Todos se conjuraron para mantener un absoluto secreto. Y se consiguió: cuando se anunció la comparecencia del rey para leer su mensaje de despedida, sorprendió a todo el país. Javier Ayuso había trabajado en ese mensaje con las cautelas necesarias para no dejar ninguna huella: escribía en un pen drive que iba del ordenador a su bolsillo. Cuando llegaron a la Zarzuela las primeras informaciones de que había rumores, Rubalcaba propuso adelantar la fecha, prevista para el 9 de junio, al día 2. No se podía correr el riesgo de un «pisotón» informativo.

La parte jurídica, que en mi biografía del Rey he calificado como «trabajo de orfebrería» la efectuó Jaime Pérez Renovales, número dos de Soraya Sáenz de Santamaría, sin más base que el artículo 57,5 de la Constitución: «Las abdicaciones y renuncias y cualquier duda de hecho que ocurra en el orden de sucesión a la Corona se resolverán por una ley orgánica». A partir de ahí, Pérez Renovales redactó la ley más corta de la democracia, de un solo artículo, que fue aprobada sin problemas gracias, como queda dicho, a la labor de Rubalcaba y a su pacto con Rajoy. Fue firmada por don Juan Carlos en un acto solemne en el Palacio Real, y Pérez Renovales lo recuerda así: «Allí estaban tres generaciones de la monarquía española: la que empezaba a convertirse en pasado, la que comenzaba a reinar y la del futuro con la princesa Leonor. Las tres se habían colocado debajo de la estatua de Carlos I. Era una imagen imponente».

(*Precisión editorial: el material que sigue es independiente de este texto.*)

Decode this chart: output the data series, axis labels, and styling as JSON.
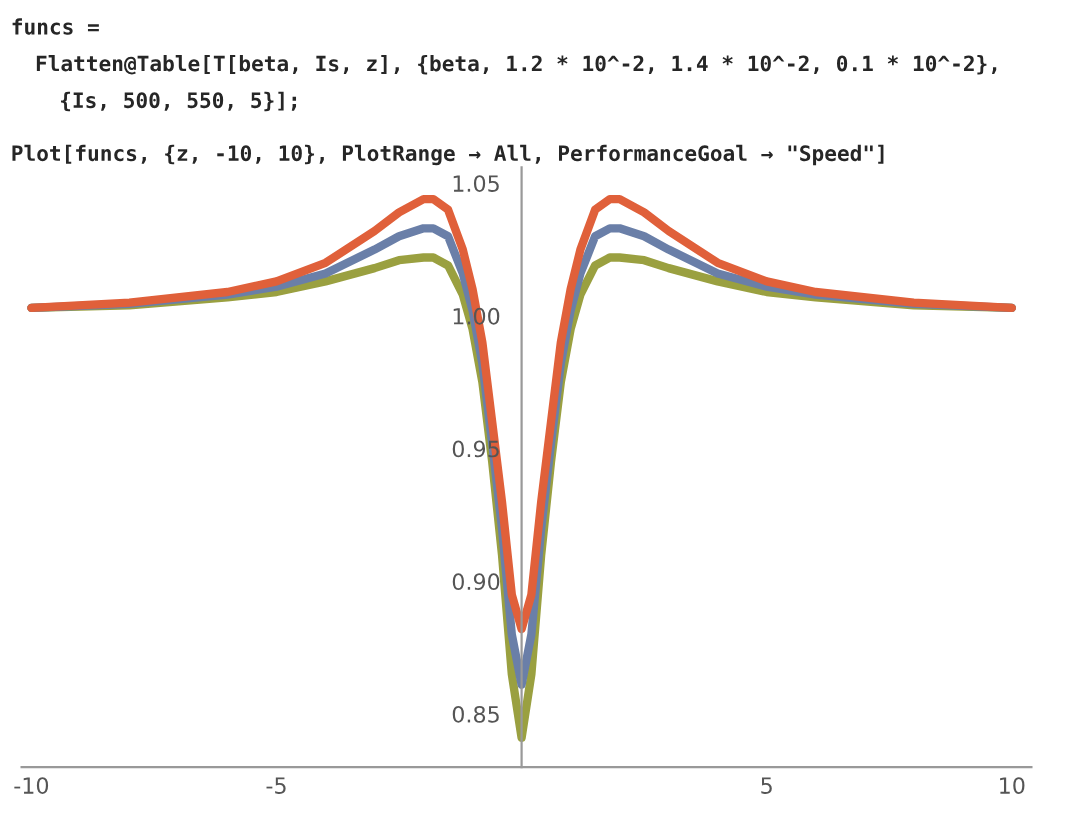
{
  "chart_data": {
    "type": "line",
    "annotations": [
      "funcs =",
      "Flatten@Table[T[beta, Is, z], {beta, 1.2 * 10^-2, 1.4 * 10^-2, 0.1 * 10^-2},",
      "{Is, 500, 550, 5}];",
      "Plot[funcs, {z, -10, 10}, PlotRange → All, PerformanceGoal → \"Speed\"]"
    ],
    "x": [
      -10,
      -8,
      -6,
      -5,
      -4,
      -3,
      -2.5,
      -2,
      -1.8,
      -1.5,
      -1.2,
      -1,
      -0.8,
      -0.6,
      -0.4,
      -0.2,
      0,
      0.2,
      0.4,
      0.6,
      0.8,
      1,
      1.2,
      1.5,
      1.8,
      2,
      2.5,
      3,
      4,
      5,
      6,
      8,
      10
    ],
    "series": [
      {
        "color": "#9aa040",
        "values": [
          1.003,
          1.004,
          1.007,
          1.009,
          1.013,
          1.018,
          1.021,
          1.022,
          1.022,
          1.019,
          1.008,
          0.995,
          0.975,
          0.945,
          0.91,
          0.865,
          0.841,
          0.865,
          0.91,
          0.945,
          0.975,
          0.995,
          1.008,
          1.019,
          1.022,
          1.022,
          1.021,
          1.018,
          1.013,
          1.009,
          1.007,
          1.004,
          1.003
        ]
      },
      {
        "color": "#6a7fa8",
        "values": [
          1.003,
          1.0045,
          1.008,
          1.011,
          1.016,
          1.025,
          1.03,
          1.033,
          1.033,
          1.03,
          1.016,
          1.002,
          0.982,
          0.952,
          0.92,
          0.88,
          0.861,
          0.88,
          0.92,
          0.952,
          0.982,
          1.002,
          1.016,
          1.03,
          1.033,
          1.033,
          1.03,
          1.025,
          1.016,
          1.011,
          1.008,
          1.0045,
          1.003
        ]
      },
      {
        "color": "#e0603a",
        "values": [
          1.003,
          1.005,
          1.009,
          1.013,
          1.02,
          1.032,
          1.039,
          1.044,
          1.044,
          1.04,
          1.025,
          1.01,
          0.99,
          0.96,
          0.93,
          0.895,
          0.882,
          0.895,
          0.93,
          0.96,
          0.99,
          1.01,
          1.025,
          1.04,
          1.044,
          1.044,
          1.039,
          1.032,
          1.02,
          1.013,
          1.009,
          1.005,
          1.003
        ]
      }
    ],
    "xlim": [
      -10.2,
      10.4
    ],
    "ylim": [
      0.83,
      1.056
    ],
    "xticks": [
      -10,
      -5,
      5,
      10
    ],
    "yticks": [
      0.85,
      {
        "value": 0.9,
        "label": "0.90"
      },
      0.95,
      {
        "value": 1.0,
        "label": "1.00"
      },
      1.05
    ],
    "grid": false,
    "legend": false,
    "marker": "none",
    "line_style": "solid"
  }
}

Hasta aquí, la crónica de la abdicación. Felipe de Borbón y Grecia fue proclamado rey como Felipe VI, la familia real se asomó al balcón del Palacio de Oriente después de los actos protocolarios y el paseo por las calles de Madrid, y después del saludo al pueblo, don Juan Carlos le preguntó a su hijo: «Nos vamos, ¿no?» Felipe VI asintió y Juan Carlos I se desvaneció tras aquella puerta del balcón, que era la puerta de la historia. Jordi Canal, en el último libro publicado sobre la Monarquía en el siglo XXI, escribe: «No me cabe ninguna duda de que el aprecio y la valoración positiva del paso de Juan Carlos de Borbón y Borbón por el trono de España van a mejorar con el tiempo».

Hoy, Su Majestad Juan Carlos I efectúa su segunda abdicación. Pasa, como le escribió a su hijo, una página, otra página de su vida, renuncia a sus actividades públicas y se convierte en el jubilado número uno de España. Le espera la privacidad, si la privacidad es posible ante 81 años de historia. Y le espera el mar, que es su gran pasión humana. Lo dijo él mismo en un reportaje del diario «El País»: «El mar es la libertad».